Despite her commitment to bring quality, licensed child care to Indian Head – and at the same time fulfilling the Premier’s own daycare objectives – Rami continues to be denied access to any subsidies, which means parents using her services have to pay more than parents at other centres.
This kind of official animosity has Rami questioning her own persistence in running a daycare in Saskatchewan. “I ask myself all the time, ‘am I in the right province?’ It was not like this in Vancouver.” She adds: “I think about leaving. But for now, I am here.”
It seems obvious that discriminating against eager for-profit daycare operators such as Rami is proving to be a big policy mistake. Saskatchewan is the only province in Canada to discourage for-profit daycares to the point of extinction; Rami operates the only commercial centre in the entire province. Remember, Saskatchewan has the lowest level of child care coverage in Canada.
Evidence from other provinces proves commercial child care is a crucial factor in improving access while reducing the burden on taxpayers. Entrepreneurial operators such as Rami are much quicker to open new spaces than charitable non-profit groups. And provinces that welcome for-profit centres are able to open new licensed child care spaces at a lower total cost to taxpayers than provinces that discriminate.

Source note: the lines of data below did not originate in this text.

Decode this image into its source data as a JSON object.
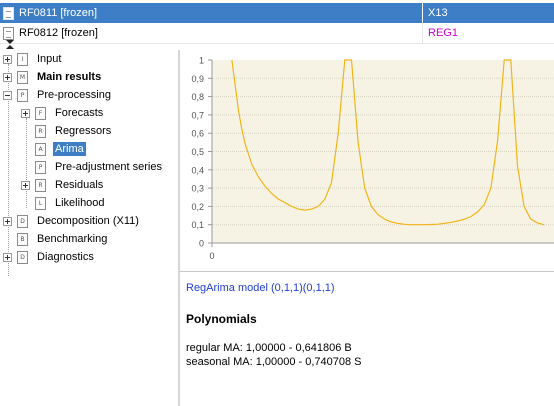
{
  "list": [
    {
      "name": "RF0811 [frozen]",
      "method": "X13",
      "selected": true
    },
    {
      "name": "RF0812 [frozen]",
      "method": "REG1",
      "selected": false
    }
  ],
  "tree": [
    {
      "label": "Input",
      "icon": "I"
    },
    {
      "label": "Main results",
      "icon": "M"
    },
    {
      "label": "Pre-processing",
      "icon": "P"
    },
    {
      "label": "Forecasts",
      "icon": "F"
    },
    {
      "label": "Regressors",
      "icon": "R"
    },
    {
      "label": "Arima",
      "icon": "A"
    },
    {
      "label": "Pre-adjustment series",
      "icon": "P"
    },
    {
      "label": "Residuals",
      "icon": "R"
    },
    {
      "label": "Likelihood",
      "icon": "L"
    },
    {
      "label": "Decomposition (X11)",
      "icon": "D"
    },
    {
      "label": "Benchmarking",
      "icon": "B"
    },
    {
      "label": "Diagnostics",
      "icon": "D"
    }
  ],
  "chart_data": {
    "type": "line",
    "y_ticks": [
      "1",
      "0,9",
      "0,8",
      "0,7",
      "0,6",
      "0,5",
      "0,4",
      "0,3",
      "0,2",
      "0,1",
      "0"
    ],
    "x_ticks": [
      "0"
    ],
    "ylim": [
      0,
      1
    ],
    "grid": true,
    "series": [
      {
        "color": "#f2b418",
        "x": [
          0.06,
          0.07,
          0.08,
          0.09,
          0.1,
          0.12,
          0.14,
          0.16,
          0.18,
          0.2,
          0.22,
          0.24,
          0.26,
          0.28,
          0.3,
          0.32,
          0.34,
          0.36,
          0.38,
          0.4,
          0.42,
          0.44,
          0.46,
          0.48,
          0.5,
          0.52,
          0.54,
          0.56,
          0.58,
          0.6,
          0.62,
          0.64,
          0.66,
          0.68,
          0.7,
          0.72,
          0.74,
          0.76,
          0.78,
          0.8,
          0.82,
          0.84,
          0.86,
          0.88,
          0.9,
          0.92,
          0.94,
          0.96,
          0.98,
          1.0
        ],
        "y": [
          1.0,
          0.86,
          0.72,
          0.62,
          0.54,
          0.43,
          0.36,
          0.31,
          0.27,
          0.24,
          0.22,
          0.2,
          0.185,
          0.18,
          0.185,
          0.2,
          0.24,
          0.33,
          0.6,
          1.0,
          1.0,
          0.55,
          0.3,
          0.2,
          0.155,
          0.13,
          0.115,
          0.107,
          0.102,
          0.1,
          0.1,
          0.1,
          0.101,
          0.103,
          0.107,
          0.113,
          0.12,
          0.13,
          0.145,
          0.17,
          0.21,
          0.3,
          0.56,
          1.0,
          1.0,
          0.42,
          0.2,
          0.13,
          0.11,
          0.1
        ]
      }
    ]
  },
  "chart_x_range": [
    0,
    1.03
  ],
  "model": {
    "title": "RegArima model (0,1,1)(0,1,1)",
    "section": "Polynomials",
    "regular": "regular MA: 1,00000 - 0,641806 B",
    "seasonal": "seasonal MA: 1,00000 - 0,740708 S"
  }
}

Alberta has been able to roll out a stunning 6,500 new spaces in just one year by providing subsidies and grants equally to both for-profit and non-profit facilities.
There is no good reason for the Wall government to maintain its discriminatory child care policy. Both for-profit and non-profit centres must meet exactly the same licensing, staffing and quality requirements. And most parents could care less about the ownership status of their daycare. What matters to them are the features they can see: cleanliness, cheerful and attentive staff, convenience and, most importantly, contended children.
If Wall is serious about meeting his 1,000 space target, he should drop the old NDP policy and embrace willing entrepreneurial child care operators such as Rami. The Premier’s ambitious plans to draw new families into Saskatchewan will not be helped by a continuing shortage of daycare services.
Unless the current policy is changed, Rami and other child care professionals like her will simply set up shop in other, more welcoming, provinces. Saskatchewan will continue to face a deficit of child care spaces. And the parents of Indian Head will once again have to drive to Fort Qu’Appelle to find licensed daycare.
Peter Shawn Taylor,
is currently Editor at Large of Maclean’s magazine. He earned a Master’s degree in Economics from the University of Alberta in 1989; and was senior analyst for the Alberta Liberal Caucus in the early 1990s under Liberal Leader Laurence Decore. Since then he has worked extensively in journalism. He has been a staff member of Alberta Report, Canadian Business and the National Post, where he was a founding member of the editorial board in 1998, as well as Maclean’s. In addition, he has written widely for publications including Reader’s Digest, Saturday Night, Equinox, MoneySense, Canadian Geographic, Prospect, Globe and Mail, Vancouver Sun and National Post Business. He has given presentations and is a frequent media commentator on public policy issues including daycare, family taxation and poverty.